It’s been a little over a month now since our loss, and while I wish I had positive news to report, I’m afraid that life has been temporarily put on hold.
At our post-op follow-up appointment, where I was sure we’d get the all clear to start trying again, we learned that the pathology report had not come back yet and that the pathologist suspected a potential molar pregnancy. Once we heard back from the lab, that suspicion was confirmed: Our loss had been a partial-molar pregnancy, and I would now need to be monitored for persistent disease.
I won’t go into all the details here, but essentially, there’s a chance after any molar pregnancy for what’s called persistent Gestational Trophoblastic Disease (GTD).
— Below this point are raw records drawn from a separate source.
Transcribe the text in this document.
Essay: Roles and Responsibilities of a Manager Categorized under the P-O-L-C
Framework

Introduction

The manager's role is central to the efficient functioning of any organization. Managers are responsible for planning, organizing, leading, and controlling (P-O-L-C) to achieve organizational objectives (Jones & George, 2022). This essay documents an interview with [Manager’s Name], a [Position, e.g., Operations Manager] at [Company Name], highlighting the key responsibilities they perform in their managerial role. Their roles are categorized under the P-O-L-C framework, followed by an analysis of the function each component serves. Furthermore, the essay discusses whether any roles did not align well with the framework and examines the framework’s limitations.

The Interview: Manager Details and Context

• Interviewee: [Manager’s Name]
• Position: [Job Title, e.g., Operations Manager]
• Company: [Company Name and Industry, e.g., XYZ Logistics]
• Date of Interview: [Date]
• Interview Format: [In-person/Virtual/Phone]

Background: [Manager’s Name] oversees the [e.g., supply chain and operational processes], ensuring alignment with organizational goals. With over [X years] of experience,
GTD presents itself by keeping hCG (aka the pregnancy hormone) levels elevated even after a pregnancy has ended, so the monitoring consists of blood tests to measure that hormone. While all things are looking good so far through weekly blood draws (yay, negative numbers!), we’re on hold until spring before we can start trying again.
I think hearing this diagnosis sent me reeling back several stages in the grief process. OK, I mostly just hurtled back toward anger and lingered there for a few days (ahem, weeks), but at this point, I’ve more or less accepted that waiting is the only option. Luckily, with a partial-molar pregnancy (as opposed to a complete molar), risk of disease is extremely slim. And since my numbers are already negative, all we have to do is wait and confirm that I’m in the clear.
Wait, and wait, and wait. Patience is a virtue, right?
Yeah. If anyone who knows me is reading this, you probably know patience is not a virtue of mine.
It’s going to be a long, long winter.